Joseph Conrad auf Long Island

Manuela Tomic, Journalistin und Autorin, zum 100. Todestag von Joseph Conrad

Am 21. April 1923 reist Joseph Conrad auf dem Dampfschiff Tuscania nach New York. "Je weniger ich daran denke, desto besser, sonst sterbe ich noch aus reinem Schiss, bevor ich einen Fuß an jene ferne Küste setze", schrieb er an seinen Freund, den Verlagslektor Edward Garnett kurz vor der Reise.

In New York angekommen wird der 66-Jährige wie ein Star gefeiert. Journalisten stürzen sich auf ihn und löchern ihn mit Fragen. Alle sind neugierig auf den Literaten, der vom Seemann zum Dandy wurde - und vom Polen zum Briten. Seiner Frau berichtet er in einem Brief: "Dass vierzig Kameras auf Dich zielen, gehalten von vierzig Männern, die aussehen, als kämen sie direkt aus den Slums, ist eine nervenzerfetzende Erfahrung."
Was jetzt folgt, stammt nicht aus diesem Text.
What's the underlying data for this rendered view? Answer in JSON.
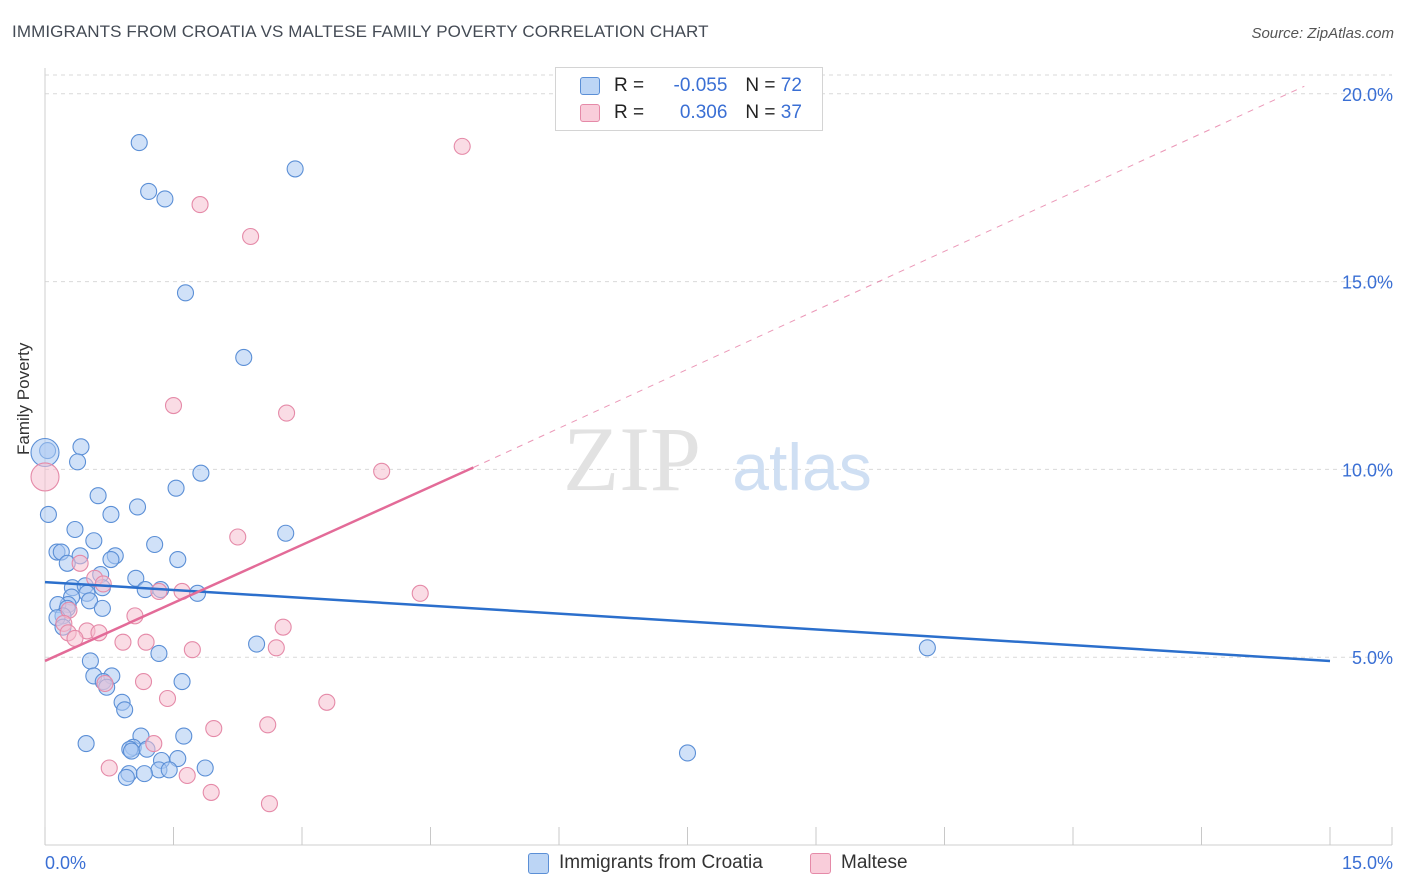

Conrad lebt mehrere Wochen mit dem amerikanischen Verleger Frank Doubleday und dessen Familie auf einem Landsitz auf Long Island. Tagsüber hört er Beethoven und Chopin. Abends veranstaltet Doubleday Salons, zu denen ausgewählte Journalisten, Politiker und Verleger eingeladen werden. Am 10. Mai hält Conrad in Manhattan eine seiner letzten Lesungen, die er später als "großartiges Erlebnis" bezeichnen wird. Doch eine Zuhörerin, die ungarische Gräfin Palffy, erinnert sich anders an diesen Abend: "Er sah aus wie ein gehetzter Hase, bevor ihm ein Wilderer den Hals umdreht. Sein Atem ging keuchend, seine Stimme zitterte. (...) Leider war seine Aussprache so schlecht".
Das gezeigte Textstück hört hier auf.